Trade associations representing all corners of the financial industry are continuing to watch the Federal Reserve’s activity with respect to interest rates with bated breath while also keeping a watchful eye on regulatory proposals and emerging forms of check fraud.
Learn about some of the latest developments on these fronts in the roundup below:
MBA chief economist shares take on latest FOMC interest rate statement
Following the Federal Open Market Committee’s (FOMC) decision to once again leave the federal funds rate unchanged, Mortgage Bankers Association Chief Economist Mike Fratantoni offered his perspective on the situation, taking note of the committee’s shift in its statement to acknowledge that “inflation is slowing, unemployment is rising, and that there are now more balanced risks to the economy.”
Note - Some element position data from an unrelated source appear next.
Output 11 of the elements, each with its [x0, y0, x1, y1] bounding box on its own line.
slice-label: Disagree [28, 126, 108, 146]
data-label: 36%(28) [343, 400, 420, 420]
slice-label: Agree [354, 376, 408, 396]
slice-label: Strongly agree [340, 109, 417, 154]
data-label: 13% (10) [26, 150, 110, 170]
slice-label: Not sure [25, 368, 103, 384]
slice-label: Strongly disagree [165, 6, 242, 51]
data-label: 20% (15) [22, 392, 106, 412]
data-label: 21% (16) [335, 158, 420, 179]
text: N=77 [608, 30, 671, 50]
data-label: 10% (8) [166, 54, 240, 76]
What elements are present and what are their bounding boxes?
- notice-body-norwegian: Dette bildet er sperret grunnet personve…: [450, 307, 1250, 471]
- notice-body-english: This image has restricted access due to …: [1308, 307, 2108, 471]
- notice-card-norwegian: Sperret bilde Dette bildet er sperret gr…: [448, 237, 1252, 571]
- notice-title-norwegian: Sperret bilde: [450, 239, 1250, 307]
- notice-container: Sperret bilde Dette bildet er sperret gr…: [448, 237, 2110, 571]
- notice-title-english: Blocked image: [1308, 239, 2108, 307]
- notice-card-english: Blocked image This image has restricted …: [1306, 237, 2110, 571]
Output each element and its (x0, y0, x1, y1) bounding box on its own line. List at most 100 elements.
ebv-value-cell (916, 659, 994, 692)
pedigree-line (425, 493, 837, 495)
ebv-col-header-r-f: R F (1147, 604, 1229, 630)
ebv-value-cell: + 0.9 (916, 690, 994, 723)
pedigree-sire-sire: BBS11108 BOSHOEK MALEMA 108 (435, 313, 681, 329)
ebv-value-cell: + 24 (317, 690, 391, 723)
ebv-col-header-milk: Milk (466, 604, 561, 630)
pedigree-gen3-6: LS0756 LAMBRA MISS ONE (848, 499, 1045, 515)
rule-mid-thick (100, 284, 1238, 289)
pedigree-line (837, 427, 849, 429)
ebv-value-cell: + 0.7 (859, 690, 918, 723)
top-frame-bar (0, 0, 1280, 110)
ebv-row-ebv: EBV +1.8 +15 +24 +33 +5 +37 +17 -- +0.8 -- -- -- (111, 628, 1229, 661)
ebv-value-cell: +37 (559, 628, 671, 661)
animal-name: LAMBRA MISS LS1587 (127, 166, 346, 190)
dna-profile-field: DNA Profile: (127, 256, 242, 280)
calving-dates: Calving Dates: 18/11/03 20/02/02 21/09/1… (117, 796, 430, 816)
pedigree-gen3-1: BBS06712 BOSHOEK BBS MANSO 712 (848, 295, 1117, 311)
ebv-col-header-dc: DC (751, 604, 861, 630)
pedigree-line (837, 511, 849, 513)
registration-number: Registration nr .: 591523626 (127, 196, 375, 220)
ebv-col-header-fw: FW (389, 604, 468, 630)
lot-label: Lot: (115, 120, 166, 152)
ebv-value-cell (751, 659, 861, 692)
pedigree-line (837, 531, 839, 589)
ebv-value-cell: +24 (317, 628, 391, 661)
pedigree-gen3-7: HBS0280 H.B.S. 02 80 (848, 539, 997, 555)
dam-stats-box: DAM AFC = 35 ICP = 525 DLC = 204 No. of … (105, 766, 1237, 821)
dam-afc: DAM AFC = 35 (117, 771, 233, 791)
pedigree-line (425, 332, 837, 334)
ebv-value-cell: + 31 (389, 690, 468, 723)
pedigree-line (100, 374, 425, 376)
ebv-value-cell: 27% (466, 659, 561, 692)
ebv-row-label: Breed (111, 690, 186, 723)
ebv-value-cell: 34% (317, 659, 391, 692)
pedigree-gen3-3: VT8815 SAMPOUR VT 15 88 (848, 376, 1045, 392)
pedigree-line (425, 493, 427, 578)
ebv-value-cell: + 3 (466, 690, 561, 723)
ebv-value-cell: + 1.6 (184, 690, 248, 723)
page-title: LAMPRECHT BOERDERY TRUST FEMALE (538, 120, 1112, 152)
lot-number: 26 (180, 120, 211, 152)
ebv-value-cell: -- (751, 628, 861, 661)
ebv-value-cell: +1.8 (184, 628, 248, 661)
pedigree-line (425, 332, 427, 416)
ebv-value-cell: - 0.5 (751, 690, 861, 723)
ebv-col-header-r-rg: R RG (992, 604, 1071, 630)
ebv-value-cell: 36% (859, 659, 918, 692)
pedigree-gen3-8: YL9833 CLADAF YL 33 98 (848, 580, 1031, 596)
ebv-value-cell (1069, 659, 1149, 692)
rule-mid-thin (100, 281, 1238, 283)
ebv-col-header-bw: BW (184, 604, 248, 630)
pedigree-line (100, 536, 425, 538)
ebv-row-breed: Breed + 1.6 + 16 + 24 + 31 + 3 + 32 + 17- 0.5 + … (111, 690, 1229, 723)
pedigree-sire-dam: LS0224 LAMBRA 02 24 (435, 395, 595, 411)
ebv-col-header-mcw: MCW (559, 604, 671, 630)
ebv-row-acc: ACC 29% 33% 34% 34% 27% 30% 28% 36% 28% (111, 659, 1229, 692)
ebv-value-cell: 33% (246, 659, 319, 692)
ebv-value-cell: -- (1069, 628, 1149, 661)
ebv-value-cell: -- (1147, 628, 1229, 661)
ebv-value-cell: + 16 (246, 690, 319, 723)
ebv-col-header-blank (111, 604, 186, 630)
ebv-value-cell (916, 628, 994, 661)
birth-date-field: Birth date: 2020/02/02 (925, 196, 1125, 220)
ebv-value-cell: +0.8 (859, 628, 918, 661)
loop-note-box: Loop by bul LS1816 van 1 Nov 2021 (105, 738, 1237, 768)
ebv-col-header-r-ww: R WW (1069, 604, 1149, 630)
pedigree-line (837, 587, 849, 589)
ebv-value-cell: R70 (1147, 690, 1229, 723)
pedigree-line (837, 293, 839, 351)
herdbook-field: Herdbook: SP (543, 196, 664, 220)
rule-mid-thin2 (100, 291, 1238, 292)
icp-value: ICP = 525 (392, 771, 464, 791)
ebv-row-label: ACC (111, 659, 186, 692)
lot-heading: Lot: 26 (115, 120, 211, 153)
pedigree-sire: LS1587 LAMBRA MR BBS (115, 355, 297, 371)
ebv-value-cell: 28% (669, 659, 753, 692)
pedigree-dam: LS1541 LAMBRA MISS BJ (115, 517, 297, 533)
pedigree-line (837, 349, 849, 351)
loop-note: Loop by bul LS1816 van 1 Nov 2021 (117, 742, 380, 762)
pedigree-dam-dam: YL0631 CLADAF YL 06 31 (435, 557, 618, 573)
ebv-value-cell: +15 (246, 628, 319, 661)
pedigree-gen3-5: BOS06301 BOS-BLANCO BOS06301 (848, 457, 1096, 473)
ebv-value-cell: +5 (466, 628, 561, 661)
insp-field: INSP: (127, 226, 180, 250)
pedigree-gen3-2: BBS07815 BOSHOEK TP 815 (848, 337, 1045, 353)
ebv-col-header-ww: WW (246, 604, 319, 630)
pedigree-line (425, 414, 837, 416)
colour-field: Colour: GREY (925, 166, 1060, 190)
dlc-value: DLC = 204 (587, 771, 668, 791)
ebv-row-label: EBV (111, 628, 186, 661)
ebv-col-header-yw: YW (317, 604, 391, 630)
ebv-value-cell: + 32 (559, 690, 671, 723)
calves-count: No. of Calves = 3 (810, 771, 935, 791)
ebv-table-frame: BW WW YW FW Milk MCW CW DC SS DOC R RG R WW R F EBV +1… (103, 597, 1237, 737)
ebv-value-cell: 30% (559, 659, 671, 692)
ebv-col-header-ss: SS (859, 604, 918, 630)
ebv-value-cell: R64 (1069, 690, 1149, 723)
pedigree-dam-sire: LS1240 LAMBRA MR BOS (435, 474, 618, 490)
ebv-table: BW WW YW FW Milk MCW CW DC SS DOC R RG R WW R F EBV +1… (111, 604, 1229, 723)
“While the Federal Reserve still hopes for a slower rate of inflation, there is a greater risk now that keeping monetary policy overly tight for too long could lead to unnecessarily higher unemployment,” he said. “The FOMC vote to keep rates steady for now was unanimous, but there have been increasing calls from many Federal Reserve officials to begin cutting rates. We are holding to our call for two rate cuts this year, with the first in September, as we expect that inflation will continue to moderate.
“Mortgage rates are now well below 7 percent, and there has been some modest pickup in refinancing activity in recent weeks. We expect that mortgage rates will continue to drift lower through the remainder of the year, particularly if the Fed does launch a series of rate cuts in September.”
CBA, BPI claim CFPB violated APA with BNPL proposal
The Consumer Bankers Association (CBA) and Bank Policy Institute (BPI) claimed the Consumer Financial Protection Bureau (CFPB) violated the Administrative Procedure Act when it issued its interpretive rule regulating “Buy Now, Pay Later” (BNPL) providers. The trade groups argue the interpretive rule is substantive enough to require the bureau to submit it through the formal rulemaking process, with the opportunity for the public to provide comments.
“If the CFPB is responsible for enforcing the law, it should also be responsible for following it,” CBA and BPI said upon filing the letter. “We share the same goal as the CFPB: consumers that elect to use BNPL must be protected. A rulemaking process will help lead to a more informed rule that will ultimately help the CFPB best protect consumers.”
The organizations urged the bureau to rescind the proposal and revise it to ensure all BNPL issuers are held to the same standards. Read more details here.
ICBA warns members about uptick in HELOC fraud
Independent Community Bankers of America (ICBA) President and CEO Rebeca Romero Rainey issued a warning to community bankers to be wary of the rise of fraudsters using information gained from public mortgage records to create checks drawn on home equity lines of credit (HELOC). She said several ICBA members this week have reported an uptick in check fraud using that data to process checks with equity line of credit. Romero Rainey recommended community bankers work to mitigate this growing source of fraud by not printing the account number on new mortgage documents, reviewing all HELOC checks processed, advising customers to regularly review their HELOC accounts, and reporting incidents to the FBI’s Internet Crime Complaint Center on its website.